Die Frau setzte sich auf einen der speckigen Sessel, während sie die Polizisten irritiert anschaute. „Ist das Ihre Tochter?“ Das Foto zeigte das tote Mädchen vor der Kathedrale. Die Frau starrte auf das Bild, ihre Lippen begannen zu zittern. Erst nach einigen Sekunden nickte sie zaghaft. „Das ist sie!“, stammelte die Frau kaum hörbar. „Es tut mir sehr leid“, meinte van den Berg. Ihm wurde jedes Mal schlecht, wenn er diese Floskel benutzte. Die Polizisten gingen zum Fenster – die Frau sollte einen Moment für sich allein haben. Van den Berg war klar, dass das Überbringen von Todesnachrichten nicht zu seinen Stärken zählte. Er musste sich zusammenreißen, um bei der Befragung nicht allzu schroff rüber zu kommen.

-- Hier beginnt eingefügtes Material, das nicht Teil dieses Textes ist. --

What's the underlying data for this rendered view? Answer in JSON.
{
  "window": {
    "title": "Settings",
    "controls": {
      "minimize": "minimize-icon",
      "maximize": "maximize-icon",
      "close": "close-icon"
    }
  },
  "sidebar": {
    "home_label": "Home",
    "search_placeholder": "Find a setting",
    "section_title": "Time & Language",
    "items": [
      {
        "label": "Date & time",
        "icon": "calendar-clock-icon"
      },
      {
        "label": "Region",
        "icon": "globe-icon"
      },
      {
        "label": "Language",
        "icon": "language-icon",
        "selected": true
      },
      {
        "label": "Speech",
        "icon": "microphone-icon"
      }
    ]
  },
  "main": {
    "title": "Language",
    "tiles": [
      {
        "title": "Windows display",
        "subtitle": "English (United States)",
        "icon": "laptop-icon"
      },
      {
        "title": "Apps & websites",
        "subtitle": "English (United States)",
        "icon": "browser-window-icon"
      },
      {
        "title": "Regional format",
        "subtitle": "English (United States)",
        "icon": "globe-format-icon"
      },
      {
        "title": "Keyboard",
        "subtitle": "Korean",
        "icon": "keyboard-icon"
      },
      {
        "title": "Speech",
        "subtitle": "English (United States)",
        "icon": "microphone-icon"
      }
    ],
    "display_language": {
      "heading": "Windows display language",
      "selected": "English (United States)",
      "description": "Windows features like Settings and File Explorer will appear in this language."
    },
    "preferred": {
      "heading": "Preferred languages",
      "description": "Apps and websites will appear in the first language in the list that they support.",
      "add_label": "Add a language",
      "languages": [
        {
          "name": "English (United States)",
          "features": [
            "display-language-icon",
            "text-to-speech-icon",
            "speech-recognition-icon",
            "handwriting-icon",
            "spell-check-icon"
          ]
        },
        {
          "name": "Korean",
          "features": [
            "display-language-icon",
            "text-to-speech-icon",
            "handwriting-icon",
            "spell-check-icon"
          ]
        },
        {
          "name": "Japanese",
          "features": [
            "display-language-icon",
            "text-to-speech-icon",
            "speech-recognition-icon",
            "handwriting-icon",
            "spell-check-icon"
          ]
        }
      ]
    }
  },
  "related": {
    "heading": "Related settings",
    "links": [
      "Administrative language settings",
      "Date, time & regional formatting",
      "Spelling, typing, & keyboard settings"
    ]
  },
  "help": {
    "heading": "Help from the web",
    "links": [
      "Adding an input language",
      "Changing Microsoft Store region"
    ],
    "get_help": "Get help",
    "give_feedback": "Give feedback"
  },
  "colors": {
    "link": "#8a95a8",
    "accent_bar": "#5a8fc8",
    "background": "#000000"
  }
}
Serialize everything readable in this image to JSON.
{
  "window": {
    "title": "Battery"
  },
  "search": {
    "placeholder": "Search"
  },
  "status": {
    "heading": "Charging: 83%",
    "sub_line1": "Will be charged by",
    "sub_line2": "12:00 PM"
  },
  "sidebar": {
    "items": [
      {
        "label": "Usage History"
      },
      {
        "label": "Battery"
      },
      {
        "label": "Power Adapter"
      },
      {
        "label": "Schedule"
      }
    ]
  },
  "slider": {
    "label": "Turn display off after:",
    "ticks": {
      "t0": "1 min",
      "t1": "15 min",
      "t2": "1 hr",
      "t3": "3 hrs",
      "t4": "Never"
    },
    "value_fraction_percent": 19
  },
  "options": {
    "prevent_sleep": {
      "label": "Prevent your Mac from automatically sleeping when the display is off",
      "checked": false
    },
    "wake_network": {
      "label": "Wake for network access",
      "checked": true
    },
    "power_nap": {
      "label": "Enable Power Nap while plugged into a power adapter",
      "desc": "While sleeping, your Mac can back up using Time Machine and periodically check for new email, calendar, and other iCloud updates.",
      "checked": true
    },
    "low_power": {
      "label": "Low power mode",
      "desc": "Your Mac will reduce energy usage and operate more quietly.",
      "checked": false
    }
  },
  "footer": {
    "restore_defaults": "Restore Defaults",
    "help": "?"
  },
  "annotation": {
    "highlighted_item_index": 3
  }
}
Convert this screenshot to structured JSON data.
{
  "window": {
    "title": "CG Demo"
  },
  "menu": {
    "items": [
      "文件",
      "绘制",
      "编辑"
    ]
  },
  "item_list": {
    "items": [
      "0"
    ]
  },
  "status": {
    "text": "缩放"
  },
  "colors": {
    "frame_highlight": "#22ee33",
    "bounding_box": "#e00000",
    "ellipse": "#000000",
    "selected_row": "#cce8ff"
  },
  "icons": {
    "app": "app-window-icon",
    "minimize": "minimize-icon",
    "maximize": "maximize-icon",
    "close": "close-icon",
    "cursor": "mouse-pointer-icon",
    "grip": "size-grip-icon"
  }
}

„Ist ihr Mann zu Hause?“, fragte er ruhig. „Er ist was einkaufen. Er kommt sicher bald.“ Während die Metzgerin antwortete, wich sie van den Bergs Blick aus – ihre Augen waren auf ein Hirschgeweih gerichtet, das ihr gegenüber von der Wand herabhing. „Ihre Tochter ist seit fünf Jahren verschwunden gewesen. Wir müssen das leider noch einmal in allen Einzelheiten durchkauen“. „Was bringt das jetzt noch? Das habe ich doch schon tausend Mal erzählt“, murmelte die Frau, so als sprach sie mit sich selbst.
„Wir suchen den Mörder ihrer Tochter. Möchten sie, dass der Typ da draußen noch mehr Mädchen umbringt?“, entfuhr es van den Berg. Im gleichen Moment tat ihm sein gereizter Tonfall schon leid. „Ich habe ihr am Abend noch ein Stück Blutwurst rauf gebracht. Es muss kurz nach sieben gewesen sein. Wir hatten gerade den Laden zugemacht.“ Van den Berg wunderte sich über die präzisen Angaben der Frau zu Alltäglichkeiten, die so lange zurücklagen. „Und weiter?“ „Was soll ich ihnen erzählen? Wir haben nicht viel miteinander gesprochen.“
„Ist sie öfters nachts weggeblieben?“ „Fragen sie besser, wann die mal zu Hause war. Morgens ist sie immer zurück gewesen und hat gearbeitet“, erklärte die Frau mit tonloser Stimme.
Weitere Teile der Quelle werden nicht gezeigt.